Ganz wichtig: es geht hier nicht nur darum, ein Ethernet-Kabel in den Ex-Bereich zu legen – das Thema Ethernet im Feld wird nur dann ein Erfolg, wenn auch die Prozesse dahinter „digital“ sind und NOA, Life Cycle Management oder MTP keine „Buzzwords“ bleiben.

4. Welche Sicherheitsvorkehrungen sind erforderlich, um die Ethernet-APL-Netzwerke vor Cyberangriffen zu schützen?

André Fritsch: Cyber Security ist ein wichtiges Thema, zunächst mal ganz unabhängig von Ethernet-APL. Und Ethernet-APL alleine kann auch keine Lösung dafür bieten. Durch den Einsatz von Ethernet bis ins Feld ist auch der Zugang zu Feldgeräten und damit auch für potenzielle Manipulationen einfacher geworden. Alleine deshalb aber auf Ethernet im Feld zu verzichten, kann auch nicht die Lösung sein. Mit dieser Argumentation würden wir heute noch mit der Schreibmaschine unsere Firmenkorrespondenz machen. Ein funktionierendes Security-Konzept besteht aus zwei Grundkomponenten, dem Security Management System und der Security-Kultur. Darauf setzen dann technische und organisatorische Maßnahmen auf. Und hier kann Ethernet-APL sogar Vorteile bieten. So lassen sich z.B. Security Patches über das Netzwerk an alle Geräte automatisiert ausrollen. Oder über im Hintergrund laufende Monitoring Prozesse weisen automatisch auf Security Probleme hin. Natürlich haben wir in unseren Field Switches entsprechende Passwort-Level mit unterschiedlichen Benutzerrollen implementiert und die Konfiguration und Parametrierung kann nicht am Field Switch selber erfolgen, sondern ausschließlich über das übergeordnete Engineering- oder Leitsystem. Also eine read-only Verbindung bzw. als NOA-Diode. Das muss aber alles in Sicherheitskonzepte wie z.B. Defense In Depth oder Zero Trust eingebunden werden.

5. Wie wird sich Ethernet-APL in Zukunft weiterentwickeln? Welche Innovationen sind noch zu erwarten?

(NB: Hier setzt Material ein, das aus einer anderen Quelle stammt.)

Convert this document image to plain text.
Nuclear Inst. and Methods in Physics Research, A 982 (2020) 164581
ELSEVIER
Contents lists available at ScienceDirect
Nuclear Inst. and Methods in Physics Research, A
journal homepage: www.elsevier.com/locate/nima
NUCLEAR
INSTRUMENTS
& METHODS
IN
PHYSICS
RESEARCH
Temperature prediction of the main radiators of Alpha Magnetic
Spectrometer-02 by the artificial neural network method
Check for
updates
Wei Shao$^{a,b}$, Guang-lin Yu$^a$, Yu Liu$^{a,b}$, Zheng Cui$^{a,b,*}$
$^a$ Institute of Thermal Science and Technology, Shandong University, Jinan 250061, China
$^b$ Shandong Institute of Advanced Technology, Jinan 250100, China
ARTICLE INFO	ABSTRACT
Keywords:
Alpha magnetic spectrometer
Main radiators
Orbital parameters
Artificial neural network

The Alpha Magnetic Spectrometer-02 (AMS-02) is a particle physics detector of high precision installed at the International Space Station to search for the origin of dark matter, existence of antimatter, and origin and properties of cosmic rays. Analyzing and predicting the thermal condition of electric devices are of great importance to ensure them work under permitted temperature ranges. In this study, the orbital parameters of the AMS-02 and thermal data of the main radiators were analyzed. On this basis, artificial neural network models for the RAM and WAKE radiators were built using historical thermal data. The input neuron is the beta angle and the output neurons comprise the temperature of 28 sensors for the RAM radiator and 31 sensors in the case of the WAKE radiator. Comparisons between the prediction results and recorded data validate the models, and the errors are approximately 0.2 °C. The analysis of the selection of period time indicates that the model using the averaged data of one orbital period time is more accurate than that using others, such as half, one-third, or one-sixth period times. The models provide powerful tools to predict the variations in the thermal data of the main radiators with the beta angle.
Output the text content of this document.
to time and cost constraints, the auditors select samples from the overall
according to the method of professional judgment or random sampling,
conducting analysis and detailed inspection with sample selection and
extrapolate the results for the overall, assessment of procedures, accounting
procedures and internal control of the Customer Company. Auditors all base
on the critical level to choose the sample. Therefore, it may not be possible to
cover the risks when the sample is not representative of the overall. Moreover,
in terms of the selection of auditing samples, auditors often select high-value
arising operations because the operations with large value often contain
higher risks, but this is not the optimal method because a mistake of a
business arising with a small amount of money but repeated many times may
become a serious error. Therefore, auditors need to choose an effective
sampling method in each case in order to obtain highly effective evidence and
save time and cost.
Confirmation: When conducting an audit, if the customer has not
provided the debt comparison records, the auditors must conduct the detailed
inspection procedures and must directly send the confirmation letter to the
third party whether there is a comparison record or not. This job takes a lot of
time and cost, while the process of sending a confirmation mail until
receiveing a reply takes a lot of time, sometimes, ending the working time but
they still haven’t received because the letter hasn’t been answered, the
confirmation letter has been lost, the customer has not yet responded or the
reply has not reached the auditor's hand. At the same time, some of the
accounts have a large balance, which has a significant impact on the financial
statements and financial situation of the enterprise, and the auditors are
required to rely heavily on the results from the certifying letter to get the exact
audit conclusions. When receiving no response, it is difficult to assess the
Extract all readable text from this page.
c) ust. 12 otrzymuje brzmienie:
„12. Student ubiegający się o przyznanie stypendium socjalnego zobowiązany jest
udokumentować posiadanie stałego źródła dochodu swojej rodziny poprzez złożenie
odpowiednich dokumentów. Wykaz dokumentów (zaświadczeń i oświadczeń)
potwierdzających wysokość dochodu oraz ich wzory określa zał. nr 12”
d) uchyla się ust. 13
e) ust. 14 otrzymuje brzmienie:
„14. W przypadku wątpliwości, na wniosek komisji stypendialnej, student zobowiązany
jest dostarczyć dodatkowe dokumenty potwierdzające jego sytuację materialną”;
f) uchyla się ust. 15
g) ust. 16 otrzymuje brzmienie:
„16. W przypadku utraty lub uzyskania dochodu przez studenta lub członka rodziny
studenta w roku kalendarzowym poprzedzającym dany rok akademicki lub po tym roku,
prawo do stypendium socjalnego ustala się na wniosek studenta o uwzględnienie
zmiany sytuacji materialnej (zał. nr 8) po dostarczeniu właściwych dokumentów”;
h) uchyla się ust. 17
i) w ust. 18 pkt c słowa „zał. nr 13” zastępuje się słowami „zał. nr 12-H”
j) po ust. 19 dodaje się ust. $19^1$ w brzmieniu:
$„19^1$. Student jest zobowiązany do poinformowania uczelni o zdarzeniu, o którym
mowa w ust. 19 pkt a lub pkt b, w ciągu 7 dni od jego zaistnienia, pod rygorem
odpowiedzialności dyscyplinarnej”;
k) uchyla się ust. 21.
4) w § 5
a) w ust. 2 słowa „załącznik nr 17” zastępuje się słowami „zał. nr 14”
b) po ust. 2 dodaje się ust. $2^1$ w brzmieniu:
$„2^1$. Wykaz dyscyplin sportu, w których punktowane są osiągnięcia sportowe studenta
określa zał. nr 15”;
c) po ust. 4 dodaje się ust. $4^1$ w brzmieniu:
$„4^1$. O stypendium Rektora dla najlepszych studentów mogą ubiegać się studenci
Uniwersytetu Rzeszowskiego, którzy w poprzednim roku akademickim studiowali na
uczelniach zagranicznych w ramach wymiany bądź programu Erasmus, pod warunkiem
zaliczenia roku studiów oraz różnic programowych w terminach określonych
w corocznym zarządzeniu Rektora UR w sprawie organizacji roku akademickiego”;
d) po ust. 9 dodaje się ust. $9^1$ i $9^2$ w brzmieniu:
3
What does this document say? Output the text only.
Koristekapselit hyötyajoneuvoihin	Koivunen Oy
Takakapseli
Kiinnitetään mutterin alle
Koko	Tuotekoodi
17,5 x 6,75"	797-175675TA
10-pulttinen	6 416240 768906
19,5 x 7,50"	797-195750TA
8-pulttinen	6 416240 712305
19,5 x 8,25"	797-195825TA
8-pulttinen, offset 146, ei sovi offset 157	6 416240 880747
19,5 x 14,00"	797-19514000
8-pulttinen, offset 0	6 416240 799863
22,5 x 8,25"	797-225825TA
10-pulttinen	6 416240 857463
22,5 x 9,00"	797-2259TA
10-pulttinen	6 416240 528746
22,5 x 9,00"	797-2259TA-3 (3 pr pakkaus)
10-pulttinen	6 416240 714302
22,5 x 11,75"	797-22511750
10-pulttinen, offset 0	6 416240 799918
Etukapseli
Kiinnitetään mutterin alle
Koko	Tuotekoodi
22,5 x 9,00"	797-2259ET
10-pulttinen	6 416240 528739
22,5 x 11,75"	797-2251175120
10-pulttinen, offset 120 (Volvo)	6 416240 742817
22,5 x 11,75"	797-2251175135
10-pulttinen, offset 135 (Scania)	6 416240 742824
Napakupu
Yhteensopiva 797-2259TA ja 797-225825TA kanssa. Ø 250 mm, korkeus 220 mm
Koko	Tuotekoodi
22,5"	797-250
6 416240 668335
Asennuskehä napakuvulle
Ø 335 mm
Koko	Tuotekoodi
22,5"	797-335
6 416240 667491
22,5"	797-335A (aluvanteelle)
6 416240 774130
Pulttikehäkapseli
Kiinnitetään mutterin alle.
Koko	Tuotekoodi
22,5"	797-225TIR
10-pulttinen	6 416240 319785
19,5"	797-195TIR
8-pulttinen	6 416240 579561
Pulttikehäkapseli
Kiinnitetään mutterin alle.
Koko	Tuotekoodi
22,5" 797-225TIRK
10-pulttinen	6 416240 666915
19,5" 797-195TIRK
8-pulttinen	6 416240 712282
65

André Fritsch: Bei der Konzeption von Ethernet-APL haben wir sehr weitreichende Anforderungen definiert und versucht, auch in die Zukunft zu denken. Aus Zeit- und Ressourcengründen mussten wir einige Themen zunächst aus den Spezifikationsarbeiten rausnehmen und für später aufbewahren. Ansonsten wären wir vermutlich noch immer nicht fertig mit Ethernet-APL. Die Weiterentwicklung liegt inzwischen in den Händen der Technologieorganisationen, FieldComm Group, ODVA, OPC Foundation und PROFIBUS+PROFINET International, die wiederum Zugang zu Herstellern und Endanwendern haben. Da wird es sicher zu vielen Anforderungen und Wünschen kommen – mal sehen, wie viele wir davon schon vorhergesehen haben, die bereits im Ideenspeicher liegen.

Aber wir haben auch mit der vorhandenen Spezifikation noch einiges zu tun. Derzeit fehlen z.B. noch Field Switches zur Installation in der Zone 1 – da werden wir zum Ende des Jahres Produkte vorstellen. Auch das Safety-Thema kommt langsam in Fahrt. Die Field Switches können bereits für Safety Anwendungen verwendet werden, aber entsprechende Feldgeräte und Safety-Systeme sind noch Mangelware. Die größte Innovation verspreche ich mir aber von der ersten „echten“ Ethernet-APL-Anlage – da bin ich wirklich gespannt drauf.